LDC 1.5-1.6 huge degradation of optimization

Mon Nov 27 10:41:44 UTC 2017

Hello!

I have found that LDC1.5-1.6 generate unoptimized code in 
contrast to LDC1.3-1.4 in some cases. I tried to extract the 
example and make it as short as possible.

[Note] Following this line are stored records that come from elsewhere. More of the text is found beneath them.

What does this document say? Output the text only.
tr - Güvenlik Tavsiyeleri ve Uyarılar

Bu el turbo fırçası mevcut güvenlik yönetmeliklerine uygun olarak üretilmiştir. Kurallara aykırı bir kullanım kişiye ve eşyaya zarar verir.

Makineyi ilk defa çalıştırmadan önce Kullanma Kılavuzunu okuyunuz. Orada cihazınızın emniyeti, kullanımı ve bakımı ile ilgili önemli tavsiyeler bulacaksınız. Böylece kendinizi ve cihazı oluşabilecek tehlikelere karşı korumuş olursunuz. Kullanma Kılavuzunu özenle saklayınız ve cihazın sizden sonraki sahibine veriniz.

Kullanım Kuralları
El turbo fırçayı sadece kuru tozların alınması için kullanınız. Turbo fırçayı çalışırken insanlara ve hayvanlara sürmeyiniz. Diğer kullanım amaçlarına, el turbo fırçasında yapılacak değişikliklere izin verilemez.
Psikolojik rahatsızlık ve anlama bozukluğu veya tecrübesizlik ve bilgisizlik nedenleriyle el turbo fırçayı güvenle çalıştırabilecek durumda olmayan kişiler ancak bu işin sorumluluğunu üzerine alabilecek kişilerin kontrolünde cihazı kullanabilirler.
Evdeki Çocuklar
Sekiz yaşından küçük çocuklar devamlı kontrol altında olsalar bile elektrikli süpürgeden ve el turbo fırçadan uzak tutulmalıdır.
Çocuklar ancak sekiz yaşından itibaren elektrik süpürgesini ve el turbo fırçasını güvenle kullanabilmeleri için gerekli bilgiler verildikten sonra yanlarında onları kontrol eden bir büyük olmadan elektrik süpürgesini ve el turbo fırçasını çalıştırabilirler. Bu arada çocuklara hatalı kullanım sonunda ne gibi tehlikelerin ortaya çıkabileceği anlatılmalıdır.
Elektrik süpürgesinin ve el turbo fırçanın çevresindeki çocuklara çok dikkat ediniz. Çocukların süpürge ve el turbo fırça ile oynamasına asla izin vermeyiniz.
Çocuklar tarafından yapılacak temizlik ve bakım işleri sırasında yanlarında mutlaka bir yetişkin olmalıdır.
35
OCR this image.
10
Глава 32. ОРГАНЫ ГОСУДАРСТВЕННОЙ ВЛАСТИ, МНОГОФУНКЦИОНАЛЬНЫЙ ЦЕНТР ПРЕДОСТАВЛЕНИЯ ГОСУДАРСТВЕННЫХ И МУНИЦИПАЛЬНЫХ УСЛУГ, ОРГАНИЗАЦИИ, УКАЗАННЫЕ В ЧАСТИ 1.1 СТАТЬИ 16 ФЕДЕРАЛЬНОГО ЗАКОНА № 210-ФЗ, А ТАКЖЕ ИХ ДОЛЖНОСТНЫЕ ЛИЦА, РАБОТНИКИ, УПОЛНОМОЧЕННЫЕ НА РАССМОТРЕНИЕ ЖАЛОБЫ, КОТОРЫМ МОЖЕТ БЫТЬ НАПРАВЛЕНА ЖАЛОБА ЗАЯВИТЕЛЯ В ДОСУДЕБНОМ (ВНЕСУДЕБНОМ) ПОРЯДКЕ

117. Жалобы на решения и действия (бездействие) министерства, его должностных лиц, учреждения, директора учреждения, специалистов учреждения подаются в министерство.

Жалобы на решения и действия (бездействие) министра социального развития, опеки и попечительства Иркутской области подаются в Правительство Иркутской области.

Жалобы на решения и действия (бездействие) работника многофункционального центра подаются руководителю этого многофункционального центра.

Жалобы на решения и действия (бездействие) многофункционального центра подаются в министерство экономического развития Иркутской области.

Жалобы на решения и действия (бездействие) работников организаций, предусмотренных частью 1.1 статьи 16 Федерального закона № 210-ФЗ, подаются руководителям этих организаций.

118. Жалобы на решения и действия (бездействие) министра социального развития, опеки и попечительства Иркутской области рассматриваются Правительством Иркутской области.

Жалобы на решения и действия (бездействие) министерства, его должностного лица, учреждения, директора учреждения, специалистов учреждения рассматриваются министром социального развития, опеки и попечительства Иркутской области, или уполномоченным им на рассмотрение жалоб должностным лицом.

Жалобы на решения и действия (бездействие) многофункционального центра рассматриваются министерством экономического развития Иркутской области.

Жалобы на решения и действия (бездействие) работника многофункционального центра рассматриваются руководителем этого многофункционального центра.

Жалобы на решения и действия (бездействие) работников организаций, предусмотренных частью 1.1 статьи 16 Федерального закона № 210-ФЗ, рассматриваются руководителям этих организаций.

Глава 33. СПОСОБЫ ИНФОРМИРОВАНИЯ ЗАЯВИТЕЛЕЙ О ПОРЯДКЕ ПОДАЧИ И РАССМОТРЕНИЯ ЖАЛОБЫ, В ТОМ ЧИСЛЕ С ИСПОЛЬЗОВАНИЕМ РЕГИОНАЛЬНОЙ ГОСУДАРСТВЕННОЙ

The goal is to get the 
compiled code with avx(2) instructions.

Here is the source of tst.d with comments to demonstrate the 
problem.

// tst.d

import ldc.attributes;

// ldc1.3-1.4 generate higly optimized code with avx2 instructions
// ldc1.5-1.6 generate the code without any vector instructions
// the command line: ldc2 tst.d -m32 -O3 -release -output-s

alias Arr = ubyte[16][20]; // 20 of 16-ubyte vectors

import ldc.attributes;

@target("avx2") @nogc pure
auto distance(ref const Arr t1, ref const Arr t2)
{	
		int[20] res = void;
		int sum;
		foreach(t, ref r; res) {
			int sv=0;
			foreach(i; 0 .. 16) // the main cycle to be optimized with 
avx2 instructions
				sv += (t1[t][i]-t2[t][i])^^2;
			r = sv;
			// by uncommenting the following assignmet the avx2 
optimization is turned on in ldc 1.6
			// sum += sv;
		}
		return sum + res[10]; // returm some dummy sum
}

/* ldc1.3 (avx2 instructions are used)
LBB0_1:
	vpmovzxbd	-8(%ecx), %ymm0
	vpmovzxbd	-8(%eax), %ymm1
	vpmovzxbd	(%eax), %ymm2
	addl	$16, %eax
	vpsubd	%ymm1, %ymm0, %ymm0
	vpmovzxbd	(%ecx), %ymm1
	addl	$16, %ecx
	vpmulld	%ymm0, %ymm0, %ymm0
	vpsubd	%ymm2, %ymm1, %ymm1
	vpmulld	%ymm1, %ymm1, %ymm1
	vpaddd	%ymm0, %ymm1, %ymm0
	vextracti128	$1, %ymm0, %xmm1
	vpaddd	%ymm1, %ymm0, %ymm0
	vpshufd	$78, %xmm0, %xmm1
	vpaddd	%ymm1, %ymm0, %ymm0
	vphaddd	%ymm0, %ymm0, %ymm0
	vmovd	%xmm0, (%esp,%edx,4)
	incl	%edx
	cmpl	$20, %edx
	jb	LBB0_1
*/

/* ldc1.6 (avx2 instructions aren't used)
LBB0_1:
	movl	%edx, (%esp)
	movzbl	-15(%ecx), %esi
	movzbl	-15(%eax), %edx
	movzbl	-14(%ecx), %edi
	subl	%edx, %esi
	movzbl	-14(%eax), %edx
	imull	%esi, %esi

	... ; skipped

	imull	%ebp, %ebp
	addl	%ebp, %esi
	movl	36(%esp), %ebp
	imull	%ebp, %ebp
	addl	%ebp, %esi
	movl	32(%esp), %ebp

	... ; skipped

	imull	%edx, %edx
	addl	%esi, %edx
	movl	(%esp), %esi
	movl	%edx, 48(%esp,%esi,4)
	movl	(%esp), %edx
	incl	%edx
	cmpl	$20, %edx
	jb	LBB0_1
*/